Überlegungen aus Paris: Argumente für eine Regulierung zur Förderung der Innovation

Ryan Donnelly

October 17, 2025

Zur gleichen Zeit, als US-Vizepräsident JD Vance seine Rede auf dem AI Action Summit im Grand Palais hielt, nahm ich an einem Tag in der OECD teil, an dem es um KI-Sicherheit, -Governance und Ethik ging. Es war dieselbe Stadt, nur durch ein paar Straßen getrennt, aber es fühlte sich an, als wären Welten entfernt. Im Grand Palais war das Konzept der Regulierung der KI eine politische Piñata, als amerikanische Innovation und Dynamik im Mittelpunkt standen. Während die OECD die Notwendigkeit einer KI-Regulierung als nie zuvor für dringlicher hielt.

Das war anders als bei jedem anderen KI-Gipfel, auf dem ich je war. Die Stimmung war anders und gespalten, und ich denke, das spiegelt größtenteils nur den aktuellen westlichen Zeitgeist wider. Wir erleben derzeit einen massiven Wandel in der öffentlichen Meinung auf der ganzen Welt — Debatten über Einwanderung, internationalen Handel und die Rolle des Staates schaffen (oder verschärfen, je nachdem, wie man es betrachtet) tiefe gesellschaftliche Spaltungen in den westlichen Demokratien.

Regulatorische Gegenreaktion

Dieser Bruch zeigte sich sehr deutlich in Paris, wo Regierungsvertreter und Branchenexperten zusammenkamen, um über die neuesten Entwicklungen im Bereich KI zu diskutieren. Im krassen Gegensatz zum ersten Gipfel des Vereinigten Königreichs mit dem Titel AI Safety Summit standen in Paris schnelle Innovationen und die Angst, abgehängt zu werden, im Mittelpunkt.

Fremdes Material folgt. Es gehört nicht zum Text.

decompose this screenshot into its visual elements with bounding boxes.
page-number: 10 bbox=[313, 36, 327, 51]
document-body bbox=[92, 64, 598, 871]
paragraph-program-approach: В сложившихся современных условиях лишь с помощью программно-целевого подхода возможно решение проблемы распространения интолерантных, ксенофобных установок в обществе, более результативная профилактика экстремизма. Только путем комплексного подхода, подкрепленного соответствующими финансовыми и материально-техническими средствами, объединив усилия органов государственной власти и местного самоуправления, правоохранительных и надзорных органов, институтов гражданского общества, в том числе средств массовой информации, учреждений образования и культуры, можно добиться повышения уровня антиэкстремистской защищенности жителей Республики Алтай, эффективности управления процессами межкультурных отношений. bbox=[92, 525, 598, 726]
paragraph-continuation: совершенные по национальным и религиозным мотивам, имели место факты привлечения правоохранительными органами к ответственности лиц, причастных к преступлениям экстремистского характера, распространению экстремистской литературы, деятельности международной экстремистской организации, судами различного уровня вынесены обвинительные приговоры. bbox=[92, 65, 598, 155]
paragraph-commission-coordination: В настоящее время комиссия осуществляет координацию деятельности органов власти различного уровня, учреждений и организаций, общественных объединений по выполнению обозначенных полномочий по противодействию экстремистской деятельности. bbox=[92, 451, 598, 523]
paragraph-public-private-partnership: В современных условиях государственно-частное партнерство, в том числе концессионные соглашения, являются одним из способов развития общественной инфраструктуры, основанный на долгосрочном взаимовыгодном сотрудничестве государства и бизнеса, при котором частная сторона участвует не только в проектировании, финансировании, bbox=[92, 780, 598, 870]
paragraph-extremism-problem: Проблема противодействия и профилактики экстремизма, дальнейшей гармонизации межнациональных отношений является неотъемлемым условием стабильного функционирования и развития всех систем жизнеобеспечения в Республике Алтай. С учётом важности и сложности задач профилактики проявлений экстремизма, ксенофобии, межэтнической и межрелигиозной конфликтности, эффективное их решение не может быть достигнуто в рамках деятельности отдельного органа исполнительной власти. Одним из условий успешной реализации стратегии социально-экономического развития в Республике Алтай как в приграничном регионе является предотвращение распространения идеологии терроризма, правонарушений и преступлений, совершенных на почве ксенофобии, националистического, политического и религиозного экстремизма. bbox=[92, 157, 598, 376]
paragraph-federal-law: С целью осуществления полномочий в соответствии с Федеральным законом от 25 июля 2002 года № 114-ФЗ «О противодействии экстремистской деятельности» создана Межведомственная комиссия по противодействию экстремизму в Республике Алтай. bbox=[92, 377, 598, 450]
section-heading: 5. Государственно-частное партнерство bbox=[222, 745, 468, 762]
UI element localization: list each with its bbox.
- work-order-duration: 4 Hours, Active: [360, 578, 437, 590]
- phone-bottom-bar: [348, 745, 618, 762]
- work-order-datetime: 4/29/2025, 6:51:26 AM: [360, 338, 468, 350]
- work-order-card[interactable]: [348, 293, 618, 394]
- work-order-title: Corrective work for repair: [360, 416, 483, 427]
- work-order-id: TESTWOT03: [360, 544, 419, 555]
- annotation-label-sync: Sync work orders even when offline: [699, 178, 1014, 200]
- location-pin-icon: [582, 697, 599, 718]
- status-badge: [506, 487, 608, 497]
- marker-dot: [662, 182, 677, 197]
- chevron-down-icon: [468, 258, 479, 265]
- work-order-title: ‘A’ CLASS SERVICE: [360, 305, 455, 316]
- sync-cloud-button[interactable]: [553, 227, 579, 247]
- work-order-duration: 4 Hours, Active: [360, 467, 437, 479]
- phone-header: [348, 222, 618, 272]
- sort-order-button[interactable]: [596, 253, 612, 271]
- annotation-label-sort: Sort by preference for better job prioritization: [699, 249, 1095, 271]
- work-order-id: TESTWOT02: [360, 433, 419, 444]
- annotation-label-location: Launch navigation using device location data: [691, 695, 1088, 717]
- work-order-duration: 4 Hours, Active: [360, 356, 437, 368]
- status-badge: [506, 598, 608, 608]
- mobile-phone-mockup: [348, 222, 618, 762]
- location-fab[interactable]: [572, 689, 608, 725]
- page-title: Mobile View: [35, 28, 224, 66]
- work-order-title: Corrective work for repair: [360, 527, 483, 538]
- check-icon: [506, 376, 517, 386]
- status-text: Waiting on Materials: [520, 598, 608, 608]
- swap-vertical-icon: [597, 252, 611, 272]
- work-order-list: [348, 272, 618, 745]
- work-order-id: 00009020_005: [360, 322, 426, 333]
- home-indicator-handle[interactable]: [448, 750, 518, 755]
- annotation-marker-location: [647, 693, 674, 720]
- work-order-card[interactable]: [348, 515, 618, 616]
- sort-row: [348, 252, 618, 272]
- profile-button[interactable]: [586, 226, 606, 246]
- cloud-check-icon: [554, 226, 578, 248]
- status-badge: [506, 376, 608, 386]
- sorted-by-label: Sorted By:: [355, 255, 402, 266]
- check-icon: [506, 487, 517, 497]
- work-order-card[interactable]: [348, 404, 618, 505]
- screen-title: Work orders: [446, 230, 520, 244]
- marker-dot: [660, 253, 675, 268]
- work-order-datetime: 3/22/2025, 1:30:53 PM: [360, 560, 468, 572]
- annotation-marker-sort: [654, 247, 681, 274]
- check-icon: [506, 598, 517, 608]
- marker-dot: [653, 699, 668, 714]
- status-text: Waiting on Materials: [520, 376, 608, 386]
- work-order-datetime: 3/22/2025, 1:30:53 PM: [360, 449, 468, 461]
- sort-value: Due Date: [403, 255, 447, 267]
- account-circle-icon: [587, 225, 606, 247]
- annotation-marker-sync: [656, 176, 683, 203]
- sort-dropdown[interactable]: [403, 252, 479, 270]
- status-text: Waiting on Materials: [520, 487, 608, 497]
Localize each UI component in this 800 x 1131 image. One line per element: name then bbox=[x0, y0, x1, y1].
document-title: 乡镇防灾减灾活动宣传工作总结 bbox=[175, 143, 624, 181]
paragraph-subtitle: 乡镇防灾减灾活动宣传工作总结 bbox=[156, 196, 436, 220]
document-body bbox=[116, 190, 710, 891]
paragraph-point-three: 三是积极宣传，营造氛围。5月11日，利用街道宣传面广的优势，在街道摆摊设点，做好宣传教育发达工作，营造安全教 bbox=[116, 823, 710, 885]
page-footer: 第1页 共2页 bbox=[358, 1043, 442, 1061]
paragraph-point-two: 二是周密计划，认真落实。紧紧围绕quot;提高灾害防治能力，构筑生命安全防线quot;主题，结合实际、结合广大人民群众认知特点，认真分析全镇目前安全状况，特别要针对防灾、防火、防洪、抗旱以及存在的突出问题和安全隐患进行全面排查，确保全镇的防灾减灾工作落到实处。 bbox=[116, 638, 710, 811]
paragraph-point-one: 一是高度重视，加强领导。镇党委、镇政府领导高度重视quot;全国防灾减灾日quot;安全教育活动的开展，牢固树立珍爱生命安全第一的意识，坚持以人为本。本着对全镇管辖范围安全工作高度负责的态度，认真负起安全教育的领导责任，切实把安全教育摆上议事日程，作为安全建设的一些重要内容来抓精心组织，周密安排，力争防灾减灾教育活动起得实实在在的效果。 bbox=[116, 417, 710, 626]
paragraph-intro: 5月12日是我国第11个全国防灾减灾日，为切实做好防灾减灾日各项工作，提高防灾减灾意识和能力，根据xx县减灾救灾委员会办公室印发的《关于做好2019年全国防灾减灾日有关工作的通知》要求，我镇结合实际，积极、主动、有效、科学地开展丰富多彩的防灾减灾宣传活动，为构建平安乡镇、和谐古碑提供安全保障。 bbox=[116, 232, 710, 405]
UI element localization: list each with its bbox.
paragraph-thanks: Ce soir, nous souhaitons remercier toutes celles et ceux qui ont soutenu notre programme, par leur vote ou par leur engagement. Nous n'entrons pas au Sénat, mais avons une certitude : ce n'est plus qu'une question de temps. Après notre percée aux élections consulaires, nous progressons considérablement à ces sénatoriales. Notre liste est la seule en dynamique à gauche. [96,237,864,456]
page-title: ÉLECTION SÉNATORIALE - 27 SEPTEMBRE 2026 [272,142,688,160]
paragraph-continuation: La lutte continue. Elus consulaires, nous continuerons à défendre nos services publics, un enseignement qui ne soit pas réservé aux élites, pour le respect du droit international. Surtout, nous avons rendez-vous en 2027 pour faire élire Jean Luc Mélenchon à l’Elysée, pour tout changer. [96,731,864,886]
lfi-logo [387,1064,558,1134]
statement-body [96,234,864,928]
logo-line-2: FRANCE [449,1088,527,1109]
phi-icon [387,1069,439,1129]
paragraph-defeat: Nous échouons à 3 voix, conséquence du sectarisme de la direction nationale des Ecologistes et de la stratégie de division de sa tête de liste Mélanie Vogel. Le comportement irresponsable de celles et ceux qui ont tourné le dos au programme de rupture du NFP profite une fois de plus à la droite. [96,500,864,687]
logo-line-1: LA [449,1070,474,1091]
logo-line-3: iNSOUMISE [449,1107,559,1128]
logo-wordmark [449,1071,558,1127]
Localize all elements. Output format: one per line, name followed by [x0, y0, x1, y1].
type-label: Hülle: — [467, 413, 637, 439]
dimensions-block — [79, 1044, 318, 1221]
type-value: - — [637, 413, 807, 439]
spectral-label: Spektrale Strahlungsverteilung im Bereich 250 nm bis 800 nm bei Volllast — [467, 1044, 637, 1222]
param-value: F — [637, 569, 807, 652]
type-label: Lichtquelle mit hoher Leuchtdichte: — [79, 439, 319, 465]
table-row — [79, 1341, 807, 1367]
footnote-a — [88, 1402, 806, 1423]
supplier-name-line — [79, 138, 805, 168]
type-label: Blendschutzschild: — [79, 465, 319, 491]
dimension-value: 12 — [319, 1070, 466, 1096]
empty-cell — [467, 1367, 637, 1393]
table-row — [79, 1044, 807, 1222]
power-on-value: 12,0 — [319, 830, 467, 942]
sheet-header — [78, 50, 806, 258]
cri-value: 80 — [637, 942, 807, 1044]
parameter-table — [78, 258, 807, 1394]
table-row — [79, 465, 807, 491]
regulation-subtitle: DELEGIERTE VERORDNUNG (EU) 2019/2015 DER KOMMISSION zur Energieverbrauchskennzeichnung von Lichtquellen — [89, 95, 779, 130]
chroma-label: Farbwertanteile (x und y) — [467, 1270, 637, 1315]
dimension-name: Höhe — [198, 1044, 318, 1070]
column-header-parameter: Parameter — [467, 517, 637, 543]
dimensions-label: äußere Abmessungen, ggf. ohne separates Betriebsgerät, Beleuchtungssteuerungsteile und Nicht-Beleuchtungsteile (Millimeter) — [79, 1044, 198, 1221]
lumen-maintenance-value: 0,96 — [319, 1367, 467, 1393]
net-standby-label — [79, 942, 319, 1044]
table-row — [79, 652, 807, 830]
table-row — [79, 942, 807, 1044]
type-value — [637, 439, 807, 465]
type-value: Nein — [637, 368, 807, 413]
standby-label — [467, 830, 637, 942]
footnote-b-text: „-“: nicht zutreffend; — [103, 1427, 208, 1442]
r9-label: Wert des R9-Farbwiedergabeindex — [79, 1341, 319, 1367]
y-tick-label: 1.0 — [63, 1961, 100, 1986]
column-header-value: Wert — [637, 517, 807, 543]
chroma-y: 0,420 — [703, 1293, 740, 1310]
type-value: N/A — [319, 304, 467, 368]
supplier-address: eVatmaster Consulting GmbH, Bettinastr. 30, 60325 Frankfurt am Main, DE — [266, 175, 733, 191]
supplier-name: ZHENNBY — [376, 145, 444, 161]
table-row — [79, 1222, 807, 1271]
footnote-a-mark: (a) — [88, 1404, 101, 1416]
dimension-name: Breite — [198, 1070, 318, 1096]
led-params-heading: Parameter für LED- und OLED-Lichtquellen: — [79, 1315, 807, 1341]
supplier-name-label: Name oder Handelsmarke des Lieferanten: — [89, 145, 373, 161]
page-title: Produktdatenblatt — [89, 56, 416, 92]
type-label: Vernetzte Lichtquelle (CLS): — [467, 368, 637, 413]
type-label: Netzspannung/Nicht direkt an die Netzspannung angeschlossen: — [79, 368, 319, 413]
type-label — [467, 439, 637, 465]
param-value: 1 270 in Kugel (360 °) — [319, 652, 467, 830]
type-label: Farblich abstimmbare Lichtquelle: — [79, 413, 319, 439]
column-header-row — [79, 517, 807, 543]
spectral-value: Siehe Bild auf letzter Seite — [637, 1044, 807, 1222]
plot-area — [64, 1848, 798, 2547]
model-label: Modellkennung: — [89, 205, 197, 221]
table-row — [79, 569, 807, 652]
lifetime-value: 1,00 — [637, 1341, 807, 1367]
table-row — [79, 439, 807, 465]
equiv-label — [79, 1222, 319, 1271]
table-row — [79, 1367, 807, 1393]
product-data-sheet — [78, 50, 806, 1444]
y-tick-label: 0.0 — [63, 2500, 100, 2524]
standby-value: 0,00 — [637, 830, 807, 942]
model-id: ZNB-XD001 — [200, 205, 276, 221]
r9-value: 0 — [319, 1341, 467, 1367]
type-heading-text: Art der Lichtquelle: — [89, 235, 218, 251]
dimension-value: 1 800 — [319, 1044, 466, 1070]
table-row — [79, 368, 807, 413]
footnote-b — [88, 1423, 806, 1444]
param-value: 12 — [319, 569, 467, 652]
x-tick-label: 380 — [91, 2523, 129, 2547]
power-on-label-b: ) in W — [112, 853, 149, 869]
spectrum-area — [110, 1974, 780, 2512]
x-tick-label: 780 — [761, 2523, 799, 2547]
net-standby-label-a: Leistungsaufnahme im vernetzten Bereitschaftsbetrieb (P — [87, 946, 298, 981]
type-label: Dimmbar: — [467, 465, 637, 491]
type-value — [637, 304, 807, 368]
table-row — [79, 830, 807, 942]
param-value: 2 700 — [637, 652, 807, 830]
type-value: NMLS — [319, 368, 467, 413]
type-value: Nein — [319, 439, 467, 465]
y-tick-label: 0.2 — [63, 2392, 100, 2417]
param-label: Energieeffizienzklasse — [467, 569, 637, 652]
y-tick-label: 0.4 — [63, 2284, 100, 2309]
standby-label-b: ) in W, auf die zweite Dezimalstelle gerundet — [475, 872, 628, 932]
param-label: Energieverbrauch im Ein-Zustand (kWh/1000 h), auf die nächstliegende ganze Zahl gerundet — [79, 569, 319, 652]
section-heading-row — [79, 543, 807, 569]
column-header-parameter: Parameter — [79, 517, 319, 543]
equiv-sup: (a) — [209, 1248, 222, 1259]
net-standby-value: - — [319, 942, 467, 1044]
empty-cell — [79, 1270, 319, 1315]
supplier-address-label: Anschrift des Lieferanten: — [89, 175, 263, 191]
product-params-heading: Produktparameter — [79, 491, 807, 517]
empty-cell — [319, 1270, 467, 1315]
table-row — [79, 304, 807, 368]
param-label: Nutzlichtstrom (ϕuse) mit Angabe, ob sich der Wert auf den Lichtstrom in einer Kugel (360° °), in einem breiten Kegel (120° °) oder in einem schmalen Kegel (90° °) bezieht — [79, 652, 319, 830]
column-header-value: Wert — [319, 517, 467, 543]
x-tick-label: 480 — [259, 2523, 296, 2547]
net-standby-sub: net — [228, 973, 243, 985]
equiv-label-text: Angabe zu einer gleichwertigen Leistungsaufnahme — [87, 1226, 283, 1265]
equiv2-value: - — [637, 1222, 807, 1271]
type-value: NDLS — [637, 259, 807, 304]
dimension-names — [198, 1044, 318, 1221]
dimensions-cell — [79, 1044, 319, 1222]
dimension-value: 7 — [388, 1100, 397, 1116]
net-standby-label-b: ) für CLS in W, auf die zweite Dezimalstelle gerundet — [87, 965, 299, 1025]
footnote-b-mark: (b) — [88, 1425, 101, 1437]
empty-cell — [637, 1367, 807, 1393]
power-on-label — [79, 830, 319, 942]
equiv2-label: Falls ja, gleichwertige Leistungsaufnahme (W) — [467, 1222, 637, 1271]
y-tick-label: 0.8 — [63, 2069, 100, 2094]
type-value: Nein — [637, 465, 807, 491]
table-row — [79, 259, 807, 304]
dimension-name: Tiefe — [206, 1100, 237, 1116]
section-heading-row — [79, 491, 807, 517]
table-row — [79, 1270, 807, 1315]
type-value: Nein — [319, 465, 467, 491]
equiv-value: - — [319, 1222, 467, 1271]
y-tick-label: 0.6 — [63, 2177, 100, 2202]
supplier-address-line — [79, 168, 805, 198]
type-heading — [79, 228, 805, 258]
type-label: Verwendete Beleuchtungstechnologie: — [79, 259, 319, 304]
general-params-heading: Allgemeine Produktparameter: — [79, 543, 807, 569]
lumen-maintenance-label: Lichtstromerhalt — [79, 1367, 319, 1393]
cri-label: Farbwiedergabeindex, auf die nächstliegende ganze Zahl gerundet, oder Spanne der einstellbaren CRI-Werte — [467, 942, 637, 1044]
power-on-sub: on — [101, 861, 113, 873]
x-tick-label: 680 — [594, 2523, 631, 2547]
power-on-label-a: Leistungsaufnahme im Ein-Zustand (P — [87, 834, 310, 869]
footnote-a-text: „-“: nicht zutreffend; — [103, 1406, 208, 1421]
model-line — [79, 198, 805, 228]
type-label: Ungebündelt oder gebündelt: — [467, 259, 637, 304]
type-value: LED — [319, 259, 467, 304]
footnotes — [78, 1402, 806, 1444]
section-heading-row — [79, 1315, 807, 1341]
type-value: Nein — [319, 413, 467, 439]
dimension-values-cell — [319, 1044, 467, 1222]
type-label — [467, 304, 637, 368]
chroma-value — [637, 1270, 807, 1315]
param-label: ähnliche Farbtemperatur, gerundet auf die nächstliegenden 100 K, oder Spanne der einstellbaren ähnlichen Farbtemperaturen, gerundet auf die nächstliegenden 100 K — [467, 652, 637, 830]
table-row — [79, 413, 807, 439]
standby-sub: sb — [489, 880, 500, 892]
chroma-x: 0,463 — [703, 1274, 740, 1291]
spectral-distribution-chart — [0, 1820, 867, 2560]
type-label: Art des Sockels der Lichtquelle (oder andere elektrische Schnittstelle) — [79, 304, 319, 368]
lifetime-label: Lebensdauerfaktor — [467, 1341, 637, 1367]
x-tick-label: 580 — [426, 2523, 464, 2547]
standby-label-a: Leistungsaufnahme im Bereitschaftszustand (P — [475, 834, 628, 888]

Die Stimmung ist klar — es ist Zeit für „Plug, Baby, Plug“1 und die Idee, Spitzentechnologien zu regulieren, gerät ins Visier. Ist das nur Opportunismus von seiner besten Seite, oder ist es etwas Gefährlicheres?

Ich verstehe nicht nur die Stimmung, die hinter einem Großteil dieser regulatorischen Gegenreaktionen steht, ich teile sie auch. Das mag seltsam und kontraproduktiv klingen, wenn es vom Gründer eines KI-Governance-Startups kommt, aber ich glaube es wirklich. Ich freue mich riesig über das Potenzial von KI-Technologien, die Art und Weise, wie wir unser Leben leben, zum Besseren zu verändern. Wir brauchen unermüdliche Innovationen, um dies zu erreichen, und einen Rahmen für schlecht entworfen Regeln bringen uns da nicht hin. Dumme Regeln, die den Marktteilnehmern unnötige und oft unrealistische Belastungen auferlegen, helfen niemandem und stellen eine legitime Bedrohung für Fortschritt und Innovation dar.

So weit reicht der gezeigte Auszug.